C’était un peu avant l’installation de la direction nationale de campagne. Yayi était parti pour une ultime recherche de soutiens financiers au Congo et au Gabon. Inutile de dire que les choses ne furent pas aussi simples avec le patriarche Omar Bongo qu’on disait soutien traditionnel de Adrien Houngbédji, mais qui, pour le scrutin présidentiel de 2006, exigea de tout candidat béninois parti lui tendre la sébile, une recommandation écrite du général Mathieu Kérékou. La moisson, si moisson il y eut, fut donc forcément maigre. Mais ce n’était pas ce qui chagrinait Yayi lorsque nous nous précipitâmes, ce jour-là, à Cadjéhoun, pour lui souhaiter la bienvenue.

Arrivé dans la petite cour de la résidence, je trouvai Chabi Sika et Ahmed Akobi un peu tendus. Il était environ dix-sept heures. Yayi était directement monté à l’étage pour se rafraîchir. Mais pas que ça. Il avait décidé de prendre la longue route du nord à cette heure de la journée. La décision paraissait insensée pour un candidat très en vue et qui n’avait pour toute sécurité que son seul cousin gendarme que Pierre Osho, alors ministre de la Défense, fit mettre à sa disposition, sur instruction du général Mathieu Kérékou. Il avait donc décidé de prendre la route et de faire un voyage de nuit, contre tout bon sens.

C’est que Yayi, malgré tous les comptes-rendus rassurants, soupçonnait une situation catastrophique dans la conduite des opérations d’inscription sur les listes électorales dans les départements du septentrion. La liste électorale, manuelle à l’époque, pouvait être l’instrument aléatoire de gestion d’une victoire ou d’un échec électoral. Dès que la Commission électorale nationale autonome, CENA, lançait le processus d’inscription des électeurs, tous les candidats sérieux à une élection présidentielle qui se fait au suffrage universel direct où chaque voix compte, jetaient toutes leurs forces dans la bataille pour faire inscrire le maximum d’électeurs dans son aire d’influence politique.
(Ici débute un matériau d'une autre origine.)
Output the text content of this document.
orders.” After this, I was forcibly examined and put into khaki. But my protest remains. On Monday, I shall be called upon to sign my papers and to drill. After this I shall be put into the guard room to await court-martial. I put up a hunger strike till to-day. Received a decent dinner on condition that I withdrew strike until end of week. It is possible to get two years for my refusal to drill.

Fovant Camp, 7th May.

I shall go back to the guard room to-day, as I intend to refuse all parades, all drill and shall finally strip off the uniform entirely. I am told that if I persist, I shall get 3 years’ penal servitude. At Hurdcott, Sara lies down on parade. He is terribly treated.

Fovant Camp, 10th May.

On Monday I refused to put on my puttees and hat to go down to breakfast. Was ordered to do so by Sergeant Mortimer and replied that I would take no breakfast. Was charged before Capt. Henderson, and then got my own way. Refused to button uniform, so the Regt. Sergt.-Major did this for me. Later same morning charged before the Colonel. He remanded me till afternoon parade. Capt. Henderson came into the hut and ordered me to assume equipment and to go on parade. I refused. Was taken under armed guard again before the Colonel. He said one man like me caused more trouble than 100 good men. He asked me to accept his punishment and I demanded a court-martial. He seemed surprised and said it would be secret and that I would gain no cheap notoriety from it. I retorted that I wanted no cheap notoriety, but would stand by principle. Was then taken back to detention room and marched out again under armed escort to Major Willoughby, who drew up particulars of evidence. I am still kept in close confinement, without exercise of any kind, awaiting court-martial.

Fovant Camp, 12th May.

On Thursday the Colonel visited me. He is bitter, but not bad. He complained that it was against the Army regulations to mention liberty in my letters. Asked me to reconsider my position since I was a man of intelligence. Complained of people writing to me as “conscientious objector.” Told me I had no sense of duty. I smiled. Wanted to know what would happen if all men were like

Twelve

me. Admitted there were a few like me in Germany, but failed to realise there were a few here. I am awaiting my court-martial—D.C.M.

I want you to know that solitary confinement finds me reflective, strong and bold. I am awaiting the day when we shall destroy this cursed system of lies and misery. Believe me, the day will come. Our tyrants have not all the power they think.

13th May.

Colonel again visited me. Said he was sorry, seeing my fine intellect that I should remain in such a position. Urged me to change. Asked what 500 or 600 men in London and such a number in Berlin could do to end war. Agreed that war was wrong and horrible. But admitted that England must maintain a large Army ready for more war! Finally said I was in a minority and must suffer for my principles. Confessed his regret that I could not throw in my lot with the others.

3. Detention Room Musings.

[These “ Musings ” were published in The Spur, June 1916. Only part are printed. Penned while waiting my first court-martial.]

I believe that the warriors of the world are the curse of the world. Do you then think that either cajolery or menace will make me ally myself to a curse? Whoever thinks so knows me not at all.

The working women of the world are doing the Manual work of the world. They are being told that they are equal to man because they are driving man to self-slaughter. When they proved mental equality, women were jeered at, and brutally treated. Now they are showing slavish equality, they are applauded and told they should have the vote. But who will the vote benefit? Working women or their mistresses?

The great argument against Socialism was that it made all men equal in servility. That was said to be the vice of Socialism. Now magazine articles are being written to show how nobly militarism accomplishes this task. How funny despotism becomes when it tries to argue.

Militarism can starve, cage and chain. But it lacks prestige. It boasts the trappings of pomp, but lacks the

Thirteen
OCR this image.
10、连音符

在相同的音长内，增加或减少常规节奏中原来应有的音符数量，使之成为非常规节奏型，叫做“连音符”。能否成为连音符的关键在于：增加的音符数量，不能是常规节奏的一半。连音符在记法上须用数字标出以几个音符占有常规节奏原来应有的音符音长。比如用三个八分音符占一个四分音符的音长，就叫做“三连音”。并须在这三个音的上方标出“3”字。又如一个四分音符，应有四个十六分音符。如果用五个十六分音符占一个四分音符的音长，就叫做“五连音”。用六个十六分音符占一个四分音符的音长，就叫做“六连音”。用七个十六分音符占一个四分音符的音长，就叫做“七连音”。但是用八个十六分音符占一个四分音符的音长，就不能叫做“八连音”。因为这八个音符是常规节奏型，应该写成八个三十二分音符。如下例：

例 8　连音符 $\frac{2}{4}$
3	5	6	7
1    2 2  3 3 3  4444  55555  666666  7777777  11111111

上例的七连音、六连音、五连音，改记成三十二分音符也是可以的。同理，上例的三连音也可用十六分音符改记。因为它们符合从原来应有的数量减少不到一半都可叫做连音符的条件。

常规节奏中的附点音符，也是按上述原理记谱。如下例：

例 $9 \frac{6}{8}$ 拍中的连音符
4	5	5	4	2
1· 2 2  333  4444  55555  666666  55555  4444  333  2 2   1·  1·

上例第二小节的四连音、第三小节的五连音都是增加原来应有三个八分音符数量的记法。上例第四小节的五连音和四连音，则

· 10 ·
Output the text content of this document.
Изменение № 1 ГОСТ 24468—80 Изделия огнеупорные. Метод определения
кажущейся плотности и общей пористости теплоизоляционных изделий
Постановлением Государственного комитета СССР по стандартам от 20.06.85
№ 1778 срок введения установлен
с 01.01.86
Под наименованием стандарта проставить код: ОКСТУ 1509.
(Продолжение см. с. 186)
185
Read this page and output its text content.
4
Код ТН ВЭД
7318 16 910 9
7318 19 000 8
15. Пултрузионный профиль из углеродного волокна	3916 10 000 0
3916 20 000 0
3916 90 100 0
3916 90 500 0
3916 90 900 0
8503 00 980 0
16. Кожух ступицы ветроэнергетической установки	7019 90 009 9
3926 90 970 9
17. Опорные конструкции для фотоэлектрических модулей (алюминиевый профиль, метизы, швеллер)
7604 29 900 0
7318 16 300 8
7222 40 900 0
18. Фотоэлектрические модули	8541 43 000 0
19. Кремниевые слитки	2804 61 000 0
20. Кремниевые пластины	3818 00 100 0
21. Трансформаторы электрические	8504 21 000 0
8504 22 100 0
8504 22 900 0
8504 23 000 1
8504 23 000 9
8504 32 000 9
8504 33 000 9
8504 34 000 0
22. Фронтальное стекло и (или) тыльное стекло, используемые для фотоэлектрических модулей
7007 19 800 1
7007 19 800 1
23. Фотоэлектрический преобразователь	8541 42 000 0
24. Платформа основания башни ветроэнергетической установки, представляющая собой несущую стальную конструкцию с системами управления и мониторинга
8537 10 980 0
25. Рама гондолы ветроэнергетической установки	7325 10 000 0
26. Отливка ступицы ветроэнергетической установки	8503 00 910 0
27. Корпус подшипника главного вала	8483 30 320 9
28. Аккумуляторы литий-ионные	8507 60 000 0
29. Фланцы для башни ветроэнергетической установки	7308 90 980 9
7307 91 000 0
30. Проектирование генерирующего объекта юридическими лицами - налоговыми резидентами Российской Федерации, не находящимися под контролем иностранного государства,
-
La machine électorale déjà rodée du kaméléon avait brillamment assuré le service jusque-là dans le septentrion, pour les élections présidentielles de 1991, 1996 et 2001. Mais le kaméléon n’étant plus candidat pour les présidentielles de 2006, le défi restait entier pour notre machine électorale.

Et puis, une autre préoccupation angoissante nous taraudait l’esprit : les bases de données électorales du septentrion étaient-elles les bonnes ? Obtiendrons-nous le même nombre d’inscrits sur les listes électorales dans cette partie du pays, maintenant que le général Mathieu Kérékou n’était plus en lice ? Et que faire si les "vrais chiffres", enfin sortaient et faisaient basculer nos calculs ? La sortie des nouveaux chiffres du septentrion serait un grand moment politique. J’en avais discuté quelques fois avec Yayi. Mais nous préférions ne pas penser au pire. Car au cas où Kérékou obtiendrait ses victoires sur la base de listes électorales "provendées" dans le nord, nous pourrions bien passer du rêve à la désillusion si nous n’avions pas le secret de cette provende. Les opérations d’inscription sur les listes électorales, qui se déroulaient partout dans le pays, avaient donc un sens particulier pour nous.

Mais de là à laisser Yayi faire ce voyage de nuit, surtout avec quelques rumeurs alarmantes qui nous parvenaient sur des risques qui planaient désormais sur sa sécurité, le pas ne me paraissait pas non plus raisonnable à faire. J’attendais donc debout, dans la cour, avec Ahmed Akobi et Karimou Chabi Sika, bien décidé à le dissuader. Il pouvait attendre le lendemain. Soudain, un bruit de moteur nous parvint du garage. Ibrahim le gardien, qui prêtait une oreille attentive à nos inquiétudes qu’il partageait sans doute, entra en coup de vent dans la cour, pour donner une alerte tardive. Yayi venait de prendre la route. Il était parti seul pour ce voyage de nuit. Il partait vérifier ses appréhensions.